Aren't all modes of transportation in the US either subsidized or public-owned to some degree? We haven't arbitrarily picked one; we picked them all.
Air travel is maybe the least subsidized, though? Essential Air Service is probably the main thing? Long-distance bus like Greyhound is only minimally subsidized too.
But local transit (bus & rail), and regional and long-distance rail are all subsidized or publicly owned in the US. Most roads are publicly-owned, either locally or by the federal government. Long-distance bus and rail are actually unusual in how little they're subsidized.
(And no, the market often does not provide.)

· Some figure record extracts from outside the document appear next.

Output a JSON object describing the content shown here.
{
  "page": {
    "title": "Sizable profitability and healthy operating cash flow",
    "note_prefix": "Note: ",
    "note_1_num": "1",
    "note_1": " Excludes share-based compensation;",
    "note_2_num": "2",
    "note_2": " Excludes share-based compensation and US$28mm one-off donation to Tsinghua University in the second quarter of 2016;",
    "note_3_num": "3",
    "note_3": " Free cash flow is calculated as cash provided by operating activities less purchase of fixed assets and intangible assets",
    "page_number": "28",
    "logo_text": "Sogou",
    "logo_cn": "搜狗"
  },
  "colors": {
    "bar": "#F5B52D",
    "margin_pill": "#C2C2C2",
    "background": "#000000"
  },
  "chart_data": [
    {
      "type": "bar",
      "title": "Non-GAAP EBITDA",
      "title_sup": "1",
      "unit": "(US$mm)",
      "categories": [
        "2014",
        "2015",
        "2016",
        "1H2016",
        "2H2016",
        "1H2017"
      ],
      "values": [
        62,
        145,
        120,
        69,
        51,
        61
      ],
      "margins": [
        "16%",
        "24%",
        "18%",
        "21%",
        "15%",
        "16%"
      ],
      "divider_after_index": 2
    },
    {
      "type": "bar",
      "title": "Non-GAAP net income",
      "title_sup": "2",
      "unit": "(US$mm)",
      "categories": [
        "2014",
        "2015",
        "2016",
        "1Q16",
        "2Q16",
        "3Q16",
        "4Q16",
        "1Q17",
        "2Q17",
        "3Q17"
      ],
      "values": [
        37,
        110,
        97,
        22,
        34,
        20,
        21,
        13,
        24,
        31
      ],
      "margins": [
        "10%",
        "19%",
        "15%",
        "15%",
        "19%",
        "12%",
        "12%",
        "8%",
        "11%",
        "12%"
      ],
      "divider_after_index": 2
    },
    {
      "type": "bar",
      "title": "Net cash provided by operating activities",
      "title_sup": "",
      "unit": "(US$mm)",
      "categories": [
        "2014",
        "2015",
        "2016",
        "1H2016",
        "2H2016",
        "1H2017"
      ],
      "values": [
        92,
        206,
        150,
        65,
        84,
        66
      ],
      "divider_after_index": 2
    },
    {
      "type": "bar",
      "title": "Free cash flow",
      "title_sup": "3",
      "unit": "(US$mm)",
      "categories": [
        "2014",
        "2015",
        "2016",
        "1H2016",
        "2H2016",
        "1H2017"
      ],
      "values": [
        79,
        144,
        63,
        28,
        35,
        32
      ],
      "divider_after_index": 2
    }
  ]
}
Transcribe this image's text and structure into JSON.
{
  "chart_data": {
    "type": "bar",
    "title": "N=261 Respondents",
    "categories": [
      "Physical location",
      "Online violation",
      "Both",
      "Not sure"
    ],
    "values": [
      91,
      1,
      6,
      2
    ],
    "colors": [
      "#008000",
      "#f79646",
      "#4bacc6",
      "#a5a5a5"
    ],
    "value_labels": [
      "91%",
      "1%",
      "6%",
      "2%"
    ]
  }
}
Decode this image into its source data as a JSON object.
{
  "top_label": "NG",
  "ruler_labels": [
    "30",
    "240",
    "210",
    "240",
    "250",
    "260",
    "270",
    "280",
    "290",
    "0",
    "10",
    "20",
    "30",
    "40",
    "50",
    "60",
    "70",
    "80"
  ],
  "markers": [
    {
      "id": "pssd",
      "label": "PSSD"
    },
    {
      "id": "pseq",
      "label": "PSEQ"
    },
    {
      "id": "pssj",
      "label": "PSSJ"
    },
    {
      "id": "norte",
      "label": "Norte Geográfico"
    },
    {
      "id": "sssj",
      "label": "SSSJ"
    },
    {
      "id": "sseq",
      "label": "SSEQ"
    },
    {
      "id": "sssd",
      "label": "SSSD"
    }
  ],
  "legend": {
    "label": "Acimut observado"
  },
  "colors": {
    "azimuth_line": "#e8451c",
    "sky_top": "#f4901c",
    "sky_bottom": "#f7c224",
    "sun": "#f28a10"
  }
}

But that's hard to do, because for many people/uses, they have to use those roads to get done what they need to do. The alternatives (like high speed rail) just largely don't exist in the US, or are painfully sub-par.
Would love to compare the economic throughput in raw dollars of the Oregon trail vs a single flight route.
Don't forget that the whole point of transportation under capitalism is enabling and stimulating economic activity. So sure, get rid of the airlines if you want to collapse a bunch of economic activity. Personally I'd hope for it to get replaced by high speed rail, but kinda hard to do that when economic activity is highly depressed.
There kind of is. I can make it from here in Bucharest to Paris in about 3 hours by plane, while by car I'll need about 3 days (i.e. two sleepovers till I get there). This is magical to me. To say nothing of places like the Arabian peninsula or, I don't know, the Indian subcontinent, I wouldn't even think of getting there by car as it is close to impossible (at least when it comes to a land-route to India), but taking a plane is a 6-hour flight from nearby Istanbul to Delhi.
That's.... like a pretty shocking erasure of the idea of a demand curve given the forum here.
To be glib: no, that's not how it works. Increase the price and fewer people will fly, but the demand won't drop to zero. Decrease it and you make less money per ticket but the size of the market is bigger. At some point there is a local maximum, to which the market seeks.
But conditions change occasionally and the equivalent supply curve is moving rapidly because of the oil shock (i.e. it's more expensive to put planes in the air to service tickets you already sold). And things like the mess with Spirit are what happens when the market readjusts: the rest of the industry will (probably) backfill some of the lost capacity, but not all of it, and prices will (probably) rise a bit to a new equilibrium.